La anteúltima vez que estuve en casa de los Ramírez en Madrid comimos pimientos rellenos. Los cocinó Pablo mientras Mica cuidaba de Gabriela, recién nacida. Tanta habrá sido mi admiración que Pablo me regaló un bote ahí mismo. Era un frasco de conserva, cilíndrico y con tapa de latón, lleno de pimientos del Piquillo apretujados en aceite de oliva.

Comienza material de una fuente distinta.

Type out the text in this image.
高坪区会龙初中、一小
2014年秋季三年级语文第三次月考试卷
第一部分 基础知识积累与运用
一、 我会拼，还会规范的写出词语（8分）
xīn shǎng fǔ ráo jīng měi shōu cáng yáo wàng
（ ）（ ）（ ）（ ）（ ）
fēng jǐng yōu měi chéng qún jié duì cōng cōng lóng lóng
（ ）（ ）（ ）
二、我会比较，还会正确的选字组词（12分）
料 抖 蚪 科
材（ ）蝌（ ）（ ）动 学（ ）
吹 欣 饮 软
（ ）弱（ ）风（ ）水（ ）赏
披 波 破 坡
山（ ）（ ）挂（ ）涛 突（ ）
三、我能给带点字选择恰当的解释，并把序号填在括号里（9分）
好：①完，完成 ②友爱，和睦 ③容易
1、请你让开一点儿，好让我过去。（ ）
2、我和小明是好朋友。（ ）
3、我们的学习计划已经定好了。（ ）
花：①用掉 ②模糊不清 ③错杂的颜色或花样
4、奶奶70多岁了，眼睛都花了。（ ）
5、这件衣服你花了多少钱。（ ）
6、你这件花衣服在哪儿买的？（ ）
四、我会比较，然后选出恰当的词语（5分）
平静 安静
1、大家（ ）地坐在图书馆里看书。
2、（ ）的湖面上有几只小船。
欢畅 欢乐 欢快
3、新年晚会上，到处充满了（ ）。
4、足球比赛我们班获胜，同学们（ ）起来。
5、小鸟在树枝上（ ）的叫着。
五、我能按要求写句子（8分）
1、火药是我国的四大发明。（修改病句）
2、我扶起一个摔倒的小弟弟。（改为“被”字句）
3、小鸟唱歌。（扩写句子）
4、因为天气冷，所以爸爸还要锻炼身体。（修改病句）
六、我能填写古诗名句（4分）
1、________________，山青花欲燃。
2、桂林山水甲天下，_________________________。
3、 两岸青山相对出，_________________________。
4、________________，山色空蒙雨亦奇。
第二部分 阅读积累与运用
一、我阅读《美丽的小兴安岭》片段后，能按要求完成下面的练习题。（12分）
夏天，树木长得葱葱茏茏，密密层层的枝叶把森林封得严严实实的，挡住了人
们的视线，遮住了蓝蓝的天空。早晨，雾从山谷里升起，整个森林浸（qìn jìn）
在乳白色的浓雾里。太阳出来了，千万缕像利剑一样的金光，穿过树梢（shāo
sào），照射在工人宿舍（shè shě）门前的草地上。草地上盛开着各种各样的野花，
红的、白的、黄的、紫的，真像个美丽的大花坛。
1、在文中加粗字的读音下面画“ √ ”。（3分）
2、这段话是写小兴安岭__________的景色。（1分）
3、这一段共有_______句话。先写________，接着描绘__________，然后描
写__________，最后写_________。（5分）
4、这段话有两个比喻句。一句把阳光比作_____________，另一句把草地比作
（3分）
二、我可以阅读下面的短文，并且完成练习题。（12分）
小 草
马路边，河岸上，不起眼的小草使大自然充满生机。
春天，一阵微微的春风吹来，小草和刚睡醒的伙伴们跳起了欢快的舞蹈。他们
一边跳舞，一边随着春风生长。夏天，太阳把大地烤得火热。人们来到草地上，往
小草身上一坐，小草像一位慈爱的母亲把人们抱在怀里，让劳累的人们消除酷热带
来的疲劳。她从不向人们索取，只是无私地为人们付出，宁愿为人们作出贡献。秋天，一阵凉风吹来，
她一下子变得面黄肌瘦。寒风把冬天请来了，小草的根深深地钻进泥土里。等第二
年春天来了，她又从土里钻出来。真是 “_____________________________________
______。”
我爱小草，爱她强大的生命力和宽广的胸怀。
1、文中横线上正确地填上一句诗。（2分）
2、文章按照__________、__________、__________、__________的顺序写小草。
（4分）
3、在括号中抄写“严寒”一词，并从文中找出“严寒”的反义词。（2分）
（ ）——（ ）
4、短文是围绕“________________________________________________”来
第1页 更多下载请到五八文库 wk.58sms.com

En ese mismo viaje almorcé con Carlos Soria en Puente la Reina, donde probé, una vez más, esas lenguas de Lenín y terciopelo acomodadas en el plato como una flor de Navidad. En Tarragona me volví a encontrar con los pimientos cuando cené con Toni Piqué en un gracioso restaurante que no tiene cocina sino abrelatas y sacacorchos: solo dan comidas en conserva con estupendos vinos de la tierra. Llegué de nuevo a Madrid con el tiempo justo para subirme a un Easy Jet que me dejó en Londres. Los pimientos de Pablo siguieron viaje en el fondo de la maleta y me acordé de ellos cuando desempaqué en casa de Alfredo Triviño.
Olvidé el frasco en un cajón, debajo de una cama sofá que tienen en la sala de estar. Allí los había puesto al llegar, al abrigo de los juegos que sus niños, que entonces eran dos. Me di cuenta en Buenos Aires cuando los eché de menos unos días después de llegar. Le advertí a Alfredo que allí seguirían para que dieran cuenta de ellos, pero al ver la fecha de vencimiento decidió que había tiempo para comerlos juntos en otro viaje.
A fines de noviembre regresé a Londres sólo por unas horas para ver a Pelle Tornberg. Perdí casi todo el tiempo en volver por un paraguas prestado que dejé en el guardarropa de la National Gallery, donde me refugié del aguacero de las once. También perdí mi teléfono: lo recuperé en la catedral de Westminster cuando volvía a la estación Victoria a tomar el tren a Gatwick. Me esperaba custodiado por un guardia que en ese momento almorzaba un estupendo sandwich a dos manos en su oficina debajo de la torre. Me señaló con el dedo meñique el cajón de su escritorio donde guardaba objetos perdidos, casi todos anteojos que claman por sus dueños como mascotas desamparadas.
Volvía con los pimientos en mi mochila. Pero en Gatwick resolvieron que era una peligrosa bomba de tiempo. En lugar de fusilarme, me mostraron un gran cesto donde podía dejar el bote para que algún artificiero de la policía secreta británica arriesgara su vida entre pomos de crema antiage y desodorantes en aerosol. No pensaba desprenderme de los pimientos ni en broma, así que volví sobre mis pasos para despacharlos como equipaje en el mostrador de Easy Jet. Improvisé el embalaje con unos pedazos de cartón de una caja vieja y el pegote para identificar las maletas. Una azafata mofletuda y anaranjada me entregó el resguardo entre solemne y divertida y dejó mi bote en la cinta transportadora. Llegué al avión cuando cerraban la puerta y me senté como pude entre dos gordas que comían galletitas sin parar. En Madrid me reencontré con mis pimientos, que ni explotaron ni se convirtieron en Allien: aparecieron entre unas maletas en las que cabía Bin Laden en carne mortal.
Todavía faltaba la prueba de fuego: el aeropuerto de Ezeiza, en Buenos Aires. Unos perritos bastante ridículos de la temible Senasa -la Stasi de la bromatología local- correteaban entre las maletas a contracorriente de la cinta giratoria. Descubrieron butifarras y ensaimadas que los agentes secuestraron implacables ante el llanto de sus dueños. Después vino el escáner de la aduana, buscador de tecnología de punta mal habida. Un fisgón de pantalla encontró el frasco escondido entre mi ropa arrugada y me ordenó que abriera la valija. Fue directo al bote con su mano enguantada de paramédico y me lo mostró con aire pícaro y hambre de pimientos. Le conté la historia y me perdonó la vida. Un buen día nos los comimos en mi casa de Buenos Aires rellenos de carnecita y bechamel.